«A Cidade dos Mortos», que estreia no dia 14 em Portugal, revela o quotidiano em vários cemitérios no Cairo, onde vivos e mortos partilham um mesmo espaço, crianças e adultos dormem em túmulos onde estão enterradas pessoas que não conhecem.

São cidades dentro do Cairo, com estradas, ruas e becos, mercados, escolas, oficinas, com roupa estendida entre lápides, crianças a jogar à bola ao lado de jazigos.

Entre 2004 e 2009,
Sérgio Tréfaut passou vários meses no Cairo a conviver com os habitantes destes cemitérios, que foram sendo ocupados desde os anos 1960 por migrantes dos campos que não tinham condições para viver na cidade.

Sérgio Tréfaut filmou-lhes as rotinas do dia-a-dia, os casamentos e os funerais, para perceber que relação têm com a morte, ali tão perto.

«Fiquei fascinado por aquela vida. Os cemitérios são vivos, são alegres», recordou o realizador à agência Lusa, admitindo que as questões da morte, do materialismo e da espiritualidade o guiaram para fazer o filme.

Não foi por acaso que o realizador optou por colocar um coveiro como o narrador no documentário, por ter «a voz da paixão por aquele lugar».

O realizador lembra que passou muito tempo com coveiros e presenciou essa naturalidade em relação à morte. Um dia teve que interromper uma refeição, porque na sala contígua ia ser enterrada uma pessoa.

Desviaram a mobília, procedeu-se à cerimónia e passadas umas horas tudo voltou ao que era. «É assim que eles funcionam», disse Tréfaut.

Além do coveiro, há um patriarca que ensina o Corão à neta e que faz de guia turístico à equipa de filmagem pelas ruas do cemitério, há uma mulher que vai contando como se mudou para lá para casar, sem saber o que era um túmulo, como ficou viúva e perdeu um filho.
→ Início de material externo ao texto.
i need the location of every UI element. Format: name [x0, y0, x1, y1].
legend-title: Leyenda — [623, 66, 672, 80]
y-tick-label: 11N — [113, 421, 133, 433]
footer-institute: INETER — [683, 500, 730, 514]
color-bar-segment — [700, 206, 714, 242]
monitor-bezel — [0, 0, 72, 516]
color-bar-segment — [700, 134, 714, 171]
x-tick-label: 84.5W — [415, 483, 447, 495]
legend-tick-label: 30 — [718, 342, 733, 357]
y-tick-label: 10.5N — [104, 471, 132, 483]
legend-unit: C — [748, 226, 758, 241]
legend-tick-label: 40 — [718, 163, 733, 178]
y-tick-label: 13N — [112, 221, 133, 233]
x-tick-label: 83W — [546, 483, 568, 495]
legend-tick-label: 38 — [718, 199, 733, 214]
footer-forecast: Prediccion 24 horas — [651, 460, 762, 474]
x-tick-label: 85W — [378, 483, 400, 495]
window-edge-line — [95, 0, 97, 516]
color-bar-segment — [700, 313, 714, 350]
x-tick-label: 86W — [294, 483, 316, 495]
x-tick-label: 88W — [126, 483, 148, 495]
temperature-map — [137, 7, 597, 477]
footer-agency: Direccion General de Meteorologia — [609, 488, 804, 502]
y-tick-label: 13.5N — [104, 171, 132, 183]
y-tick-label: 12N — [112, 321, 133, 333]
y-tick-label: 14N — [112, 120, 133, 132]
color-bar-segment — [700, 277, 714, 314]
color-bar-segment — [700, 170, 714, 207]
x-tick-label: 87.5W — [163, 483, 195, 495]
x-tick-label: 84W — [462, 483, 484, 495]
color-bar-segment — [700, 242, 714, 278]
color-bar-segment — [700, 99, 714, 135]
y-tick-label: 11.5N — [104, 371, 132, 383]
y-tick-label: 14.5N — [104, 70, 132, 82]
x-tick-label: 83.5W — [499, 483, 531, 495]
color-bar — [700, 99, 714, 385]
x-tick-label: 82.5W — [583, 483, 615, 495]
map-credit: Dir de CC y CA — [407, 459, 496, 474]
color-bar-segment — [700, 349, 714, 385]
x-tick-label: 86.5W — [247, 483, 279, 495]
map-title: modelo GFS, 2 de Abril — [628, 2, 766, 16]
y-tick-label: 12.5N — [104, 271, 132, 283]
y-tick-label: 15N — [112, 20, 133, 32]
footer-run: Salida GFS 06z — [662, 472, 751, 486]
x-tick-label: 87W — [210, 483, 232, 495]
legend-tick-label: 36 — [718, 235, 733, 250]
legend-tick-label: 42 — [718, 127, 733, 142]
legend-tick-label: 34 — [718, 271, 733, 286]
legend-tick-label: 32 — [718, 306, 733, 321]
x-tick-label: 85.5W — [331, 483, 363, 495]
Mas no final, aprendeu que é preciso tirar sabedoria do sítio onde se vive e que nada tem mais valor do que a casa onde se está.

«A cidade dos mortos» foi feito com o consentimento dos habitantes, mas à revelia das autoridades egípcias de então, recorda
Sérgio Tréfaut.

Tudo porque os egípcios têm ainda um trauma com os cemitérios habitados, «acham que aquilo é a vergonha das vergonhas», ainda que o local seja uma atracção turística.

«É uma má consciência da cidade, do universo egípcio, mas quando você conhece por dentro percebe que é extremamente tranquilo e pacífico», disse.


Sérgio Tréfaut
quer mostrar o filme em maio ou Junho à própria comunidade dos cemitérios onde filmou e possivelmente também em Alexandria, onde foi convidado pela histórica biblioteca da cidade.

Para o próprio realizador, todo o projecto do filme teve um ensinamento: «Aceitar a nossa própria condição e aceitar o nosso lado simultaneamente trágico e ter humor sobre as coisas terríveis».